Western Union Offering Mobile Phone Bill-Pay Tool

Western Union Co. has developed a text-message bill-payment service that could help billers collect more easily from subprime borrowers.

The Englewood, Colo., remittance company said Thursday that it is testing the service with a subprime auto lender.

Observers said consumers are increasingly interested in managing their finances with their mobile phones, and that delivering payment notices to phones could make the bills seem more important to the recipient.

Lori Beck, a product management director in Western Union's payment services unit, said the service went live Wednesday with the indirect auto-finance lender Consumer Portfolio Services Inc. It is available to CPS' 290,000 borrowers, and Western Union plans to offer it to other billers.

Users can charge the payments to a credit card, standard debit card or prepaid card. The funds are sent through Western Union's SpeedPay bill-payment service, and the remittance company charges consumers a $10 fee for each transaction.

Fred Brothers, the managing partner of the technology consulting firm eCom Advisors in Dublin, Ohio, said the mobile payment option can help move the lender to the top of the borrower's list of things to do.

"This is a pretty smart service, especially considering who CPS is," he said. The lender's Web site says it focuses on "individuals with past credit problems, low incomes or limited credit histories," and Brothers said its borrowers "are people who may be a little less rigorous about sitting down with their bills and paying them."

Sending a billing reminder to a customer's phone can improve the lender's position in the hierarchy of payments that need to be handled, Brothers said.
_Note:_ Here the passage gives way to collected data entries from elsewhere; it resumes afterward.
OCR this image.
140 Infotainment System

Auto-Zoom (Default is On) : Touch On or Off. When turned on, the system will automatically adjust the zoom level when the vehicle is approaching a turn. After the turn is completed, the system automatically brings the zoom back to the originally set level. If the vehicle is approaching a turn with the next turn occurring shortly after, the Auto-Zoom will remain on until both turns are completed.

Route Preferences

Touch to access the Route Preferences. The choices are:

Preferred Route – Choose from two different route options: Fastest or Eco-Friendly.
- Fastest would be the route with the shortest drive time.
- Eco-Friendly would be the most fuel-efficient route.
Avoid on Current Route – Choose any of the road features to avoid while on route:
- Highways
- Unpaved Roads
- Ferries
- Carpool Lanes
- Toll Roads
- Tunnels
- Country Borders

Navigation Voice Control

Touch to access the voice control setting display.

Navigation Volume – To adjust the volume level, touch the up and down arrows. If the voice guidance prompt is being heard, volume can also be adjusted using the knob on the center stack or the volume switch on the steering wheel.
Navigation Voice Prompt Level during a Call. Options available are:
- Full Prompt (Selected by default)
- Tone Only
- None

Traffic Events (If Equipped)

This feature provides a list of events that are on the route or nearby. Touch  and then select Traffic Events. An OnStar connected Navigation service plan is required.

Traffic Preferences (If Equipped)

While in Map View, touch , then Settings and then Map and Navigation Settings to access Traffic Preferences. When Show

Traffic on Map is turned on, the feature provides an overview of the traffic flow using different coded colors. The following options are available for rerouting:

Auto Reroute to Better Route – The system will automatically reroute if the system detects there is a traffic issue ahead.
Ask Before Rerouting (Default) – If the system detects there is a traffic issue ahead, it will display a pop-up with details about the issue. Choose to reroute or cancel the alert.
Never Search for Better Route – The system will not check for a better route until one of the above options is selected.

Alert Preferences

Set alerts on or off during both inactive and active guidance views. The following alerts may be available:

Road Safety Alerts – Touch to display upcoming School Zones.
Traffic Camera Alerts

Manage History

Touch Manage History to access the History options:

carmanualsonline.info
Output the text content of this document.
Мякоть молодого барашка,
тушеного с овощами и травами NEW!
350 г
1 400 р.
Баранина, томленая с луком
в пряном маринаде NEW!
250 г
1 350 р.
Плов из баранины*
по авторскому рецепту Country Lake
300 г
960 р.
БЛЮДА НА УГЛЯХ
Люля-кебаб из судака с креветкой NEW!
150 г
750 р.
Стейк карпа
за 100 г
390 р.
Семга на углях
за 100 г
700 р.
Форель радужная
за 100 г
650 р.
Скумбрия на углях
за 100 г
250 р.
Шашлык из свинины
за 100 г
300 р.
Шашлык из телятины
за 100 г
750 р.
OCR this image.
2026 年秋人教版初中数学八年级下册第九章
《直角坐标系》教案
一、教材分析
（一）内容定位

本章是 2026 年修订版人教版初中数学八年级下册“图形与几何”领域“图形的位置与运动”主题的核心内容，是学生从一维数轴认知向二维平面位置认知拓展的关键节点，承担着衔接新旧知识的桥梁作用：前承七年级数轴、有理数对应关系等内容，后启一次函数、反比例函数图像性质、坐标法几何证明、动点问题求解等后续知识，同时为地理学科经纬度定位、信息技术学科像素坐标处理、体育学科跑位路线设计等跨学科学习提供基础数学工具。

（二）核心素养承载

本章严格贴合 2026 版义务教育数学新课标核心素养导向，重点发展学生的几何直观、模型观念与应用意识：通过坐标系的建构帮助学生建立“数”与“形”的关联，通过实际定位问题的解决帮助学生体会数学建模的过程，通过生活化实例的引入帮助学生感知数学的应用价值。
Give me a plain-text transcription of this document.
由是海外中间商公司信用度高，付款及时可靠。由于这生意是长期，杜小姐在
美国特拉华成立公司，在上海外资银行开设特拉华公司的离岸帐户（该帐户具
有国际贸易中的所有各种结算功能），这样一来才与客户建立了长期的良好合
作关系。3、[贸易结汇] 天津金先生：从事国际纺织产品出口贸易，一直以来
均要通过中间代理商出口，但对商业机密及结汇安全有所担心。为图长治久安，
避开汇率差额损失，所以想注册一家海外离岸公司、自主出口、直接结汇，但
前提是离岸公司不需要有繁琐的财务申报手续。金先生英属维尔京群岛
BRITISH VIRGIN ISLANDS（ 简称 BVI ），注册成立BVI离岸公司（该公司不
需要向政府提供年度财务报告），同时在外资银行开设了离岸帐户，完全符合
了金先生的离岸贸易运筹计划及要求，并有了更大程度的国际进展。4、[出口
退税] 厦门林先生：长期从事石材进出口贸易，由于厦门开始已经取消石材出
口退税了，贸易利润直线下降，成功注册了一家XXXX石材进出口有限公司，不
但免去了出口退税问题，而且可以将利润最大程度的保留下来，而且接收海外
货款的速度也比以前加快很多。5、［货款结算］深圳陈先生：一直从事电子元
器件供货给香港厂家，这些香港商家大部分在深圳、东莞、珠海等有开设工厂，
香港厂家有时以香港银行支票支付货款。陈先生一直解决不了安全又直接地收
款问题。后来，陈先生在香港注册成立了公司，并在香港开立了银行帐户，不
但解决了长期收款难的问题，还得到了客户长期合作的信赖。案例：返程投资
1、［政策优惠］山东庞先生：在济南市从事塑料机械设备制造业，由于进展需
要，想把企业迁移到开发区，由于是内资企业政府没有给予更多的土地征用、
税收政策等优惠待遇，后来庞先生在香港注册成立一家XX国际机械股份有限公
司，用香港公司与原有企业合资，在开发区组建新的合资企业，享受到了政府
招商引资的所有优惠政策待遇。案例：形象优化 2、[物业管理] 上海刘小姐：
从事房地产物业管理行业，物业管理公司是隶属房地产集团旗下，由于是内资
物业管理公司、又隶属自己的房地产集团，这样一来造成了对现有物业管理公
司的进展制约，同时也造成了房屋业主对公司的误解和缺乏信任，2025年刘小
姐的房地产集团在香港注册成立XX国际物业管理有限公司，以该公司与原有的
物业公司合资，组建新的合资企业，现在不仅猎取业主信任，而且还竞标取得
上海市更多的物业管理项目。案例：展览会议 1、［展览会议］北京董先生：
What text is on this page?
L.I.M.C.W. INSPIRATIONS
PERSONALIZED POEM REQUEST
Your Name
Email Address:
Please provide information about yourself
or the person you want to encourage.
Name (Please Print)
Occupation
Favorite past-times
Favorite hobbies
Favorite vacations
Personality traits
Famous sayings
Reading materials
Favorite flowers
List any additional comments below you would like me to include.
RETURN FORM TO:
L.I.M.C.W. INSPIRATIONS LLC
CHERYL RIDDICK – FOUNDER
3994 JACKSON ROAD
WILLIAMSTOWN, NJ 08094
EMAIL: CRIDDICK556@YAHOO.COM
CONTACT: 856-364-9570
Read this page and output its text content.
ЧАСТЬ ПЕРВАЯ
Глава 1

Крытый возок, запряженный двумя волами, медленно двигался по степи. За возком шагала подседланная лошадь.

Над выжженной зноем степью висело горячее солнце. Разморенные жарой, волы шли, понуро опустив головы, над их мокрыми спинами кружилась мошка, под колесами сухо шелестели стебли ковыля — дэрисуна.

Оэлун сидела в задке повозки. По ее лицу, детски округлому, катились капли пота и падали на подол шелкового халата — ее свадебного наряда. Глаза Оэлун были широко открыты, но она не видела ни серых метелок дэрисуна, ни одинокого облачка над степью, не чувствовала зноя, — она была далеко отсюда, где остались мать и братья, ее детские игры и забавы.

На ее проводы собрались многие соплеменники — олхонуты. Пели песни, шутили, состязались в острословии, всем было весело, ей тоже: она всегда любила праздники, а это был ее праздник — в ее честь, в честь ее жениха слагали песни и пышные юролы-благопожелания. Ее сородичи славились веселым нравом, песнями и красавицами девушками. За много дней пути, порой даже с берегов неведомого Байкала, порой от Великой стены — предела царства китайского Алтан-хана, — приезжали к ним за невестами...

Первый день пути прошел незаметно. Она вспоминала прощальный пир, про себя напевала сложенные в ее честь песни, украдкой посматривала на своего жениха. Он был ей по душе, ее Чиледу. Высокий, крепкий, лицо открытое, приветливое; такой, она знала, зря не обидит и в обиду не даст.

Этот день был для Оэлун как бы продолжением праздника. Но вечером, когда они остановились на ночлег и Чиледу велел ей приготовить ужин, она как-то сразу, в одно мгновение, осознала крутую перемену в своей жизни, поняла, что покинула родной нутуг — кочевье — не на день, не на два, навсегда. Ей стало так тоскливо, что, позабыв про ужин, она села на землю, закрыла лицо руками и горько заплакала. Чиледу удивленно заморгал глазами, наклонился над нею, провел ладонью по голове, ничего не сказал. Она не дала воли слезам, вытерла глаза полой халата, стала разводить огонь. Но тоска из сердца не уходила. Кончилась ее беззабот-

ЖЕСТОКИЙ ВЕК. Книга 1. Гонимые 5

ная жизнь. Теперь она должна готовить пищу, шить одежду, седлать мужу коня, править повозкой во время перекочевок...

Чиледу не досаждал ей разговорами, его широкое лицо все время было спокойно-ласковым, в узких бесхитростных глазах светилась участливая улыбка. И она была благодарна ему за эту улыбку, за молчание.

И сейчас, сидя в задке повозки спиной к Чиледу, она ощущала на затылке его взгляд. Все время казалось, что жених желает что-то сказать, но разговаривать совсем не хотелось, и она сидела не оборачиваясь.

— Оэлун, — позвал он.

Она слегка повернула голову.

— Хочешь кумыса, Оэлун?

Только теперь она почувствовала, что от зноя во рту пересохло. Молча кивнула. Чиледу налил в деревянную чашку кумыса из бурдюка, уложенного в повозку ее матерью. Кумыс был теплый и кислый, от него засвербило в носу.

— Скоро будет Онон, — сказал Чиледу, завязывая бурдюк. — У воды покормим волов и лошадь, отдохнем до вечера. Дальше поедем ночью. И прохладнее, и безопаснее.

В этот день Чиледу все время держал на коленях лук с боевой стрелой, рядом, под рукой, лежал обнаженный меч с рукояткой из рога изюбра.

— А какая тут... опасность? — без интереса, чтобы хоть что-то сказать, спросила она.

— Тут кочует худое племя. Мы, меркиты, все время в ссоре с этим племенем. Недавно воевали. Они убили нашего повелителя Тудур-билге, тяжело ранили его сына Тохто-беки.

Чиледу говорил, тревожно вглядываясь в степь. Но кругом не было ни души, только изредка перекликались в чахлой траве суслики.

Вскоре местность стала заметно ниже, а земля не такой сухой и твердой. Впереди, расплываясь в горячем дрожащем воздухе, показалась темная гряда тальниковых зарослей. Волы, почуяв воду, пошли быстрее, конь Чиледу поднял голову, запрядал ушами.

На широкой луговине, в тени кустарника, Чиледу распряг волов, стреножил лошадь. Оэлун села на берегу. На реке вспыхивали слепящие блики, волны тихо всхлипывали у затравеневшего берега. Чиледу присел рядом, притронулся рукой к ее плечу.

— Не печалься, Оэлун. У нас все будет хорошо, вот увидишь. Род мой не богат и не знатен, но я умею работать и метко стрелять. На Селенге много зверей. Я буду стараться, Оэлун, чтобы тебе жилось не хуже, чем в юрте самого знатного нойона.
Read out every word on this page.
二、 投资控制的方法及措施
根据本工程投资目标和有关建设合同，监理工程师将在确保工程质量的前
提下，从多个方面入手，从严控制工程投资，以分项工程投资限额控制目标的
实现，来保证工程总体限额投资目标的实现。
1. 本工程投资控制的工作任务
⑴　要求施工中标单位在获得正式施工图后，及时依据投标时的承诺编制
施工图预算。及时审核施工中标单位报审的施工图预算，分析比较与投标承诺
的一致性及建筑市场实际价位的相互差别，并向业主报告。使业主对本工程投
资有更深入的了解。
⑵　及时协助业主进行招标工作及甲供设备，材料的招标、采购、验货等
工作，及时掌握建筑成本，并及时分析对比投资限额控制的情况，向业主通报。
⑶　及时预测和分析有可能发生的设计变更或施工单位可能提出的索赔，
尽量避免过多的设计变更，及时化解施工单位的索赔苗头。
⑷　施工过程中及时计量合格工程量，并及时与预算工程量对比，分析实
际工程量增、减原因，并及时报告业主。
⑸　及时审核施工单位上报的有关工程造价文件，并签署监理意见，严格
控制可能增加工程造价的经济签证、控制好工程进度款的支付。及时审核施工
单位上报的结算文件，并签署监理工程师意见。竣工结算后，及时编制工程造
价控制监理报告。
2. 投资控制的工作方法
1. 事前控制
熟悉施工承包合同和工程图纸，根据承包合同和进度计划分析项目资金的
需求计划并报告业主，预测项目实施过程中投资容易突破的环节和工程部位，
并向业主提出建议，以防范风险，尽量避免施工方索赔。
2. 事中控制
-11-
"When you're lending to people who are a little more credit-challenged, the whole issue is getting the money as soon as you can," he said. The borrower is "going to process this immediately."

Beck said borrowers enroll by calling a toll-free telephone number or visiting the CPS Web site, providing their mobile phone number, account number and payment account data.

Five days before a payment is due, Western Union will send a text-message payment request to the borrower's phone. Borrowers can authorize the payment by responding "yescps" to the text message.

Beck said Western Union eventually plans to offer the text-payment services to other billers, though she could not say what kinds of companies or consumers might be interested in it.

Bruce Cundiff, a research analyst at Javelin Strategy and Research, said the mobile payments business offers a considerable opportunity for billers. "We're seeing increased consumer desire to be able to engage in bill-payment activities in a mobile setting," Cundiff said.

He compared Western Union's service to expedited payment services available from many banks, which typically charge a fee. "I certainly see that as a major hook, and in the early going as a source of return," he said.

Western Union is pursuing other strategies for transferring funds by mobile phone. It announced a pilot program in December that lets people in the United Kingdom send funds directly to mobile phone users in Kenya. It also began working last year with mobile network operators in the Philippines.

Other companies also see the the mobile handset as a bill-payment device. The lockbox-software vendor Wausau Financial Systems Inc. said in October that it was planning to test a text-message bill-payment service with the software vendor ClairMail Inc.

Pete Daffern, ClairMail's chief executive, said the Wausau pilot project has been delayed by changing priorities in a struggling economy. Though he was not familiar with Western Union's service, he said he was not surprised. "I expect a whole bunch of competition."